Sunday, October 26, 2014

20 years ago: Israel and Jordan sign peace treaty

On October 26, 1994, Israeli Prime Minister Yitzhak Rabin and Jordanian Prime Minister Abdel Salam Majali signed a peace treaty in a desert area of Wadi Araba on the Israeli-Jordanian border. U.S. President Bill Clinton was one of more than 4,500 guests at the ceremony; Egyptian President Hosni Mubarak and Palestine Liberation Organization leader Yasser Arafat were among the absentees (Mr. Mubarak wasn't on friendly terms with Jordan, and Mr. Arafat wasn't invited). See also here and here. On October 27, Mr. Clinton went to Syria and met with Syrian President Hafez al-Assad, hoping to promote progress in peace talks between Syria and Israel.

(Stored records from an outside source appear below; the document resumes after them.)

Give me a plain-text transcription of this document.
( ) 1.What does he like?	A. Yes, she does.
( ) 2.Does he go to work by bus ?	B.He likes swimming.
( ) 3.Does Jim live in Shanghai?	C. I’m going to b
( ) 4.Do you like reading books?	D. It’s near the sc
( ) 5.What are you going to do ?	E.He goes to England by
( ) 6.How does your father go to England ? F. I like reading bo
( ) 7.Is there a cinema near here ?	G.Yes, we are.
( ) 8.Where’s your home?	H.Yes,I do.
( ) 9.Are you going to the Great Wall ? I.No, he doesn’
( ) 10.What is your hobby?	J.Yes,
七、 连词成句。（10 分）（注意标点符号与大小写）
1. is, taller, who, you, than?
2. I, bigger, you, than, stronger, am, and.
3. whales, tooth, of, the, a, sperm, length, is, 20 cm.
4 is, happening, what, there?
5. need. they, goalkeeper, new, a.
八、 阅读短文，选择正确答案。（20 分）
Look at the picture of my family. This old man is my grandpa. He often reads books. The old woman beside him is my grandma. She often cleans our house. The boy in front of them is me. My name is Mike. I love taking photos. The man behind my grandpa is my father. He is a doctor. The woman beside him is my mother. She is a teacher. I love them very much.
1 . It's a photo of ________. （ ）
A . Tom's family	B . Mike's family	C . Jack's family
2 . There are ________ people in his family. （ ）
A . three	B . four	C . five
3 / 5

On October 28, 1974, 20 year earlier almost to the day, a conference in Rabat, Morocco of the heads of state of 20 Arab nations, including King Hussein of Jordan, unanimously called for the creation of an independent Palestinian state "on any Palestinian land that is liberated" from Israeli occupation. The Arab leaders also recognized Palestine Liberation Organization leader Yasser Arafat as the "sole legitimate representative of the Palestinian people." The next day, during the final moments of the conference, the nations agreed on a four-year, multi-billion-dollar program to aid the PLO, Egypt, Syria, and Jordan--the three countries bordering on Israel--with funds to be provided by the Arab oil-producing countries.

On October 26, 2004, 10 years to the day after the signing of the peace treaty with Jordan, the Israeli Knesset voted 67-25 in favour of Prime Minister Ariel Sharon's proposal to remove settlements and soldiers from the Gaza Strip and part of the West Bank.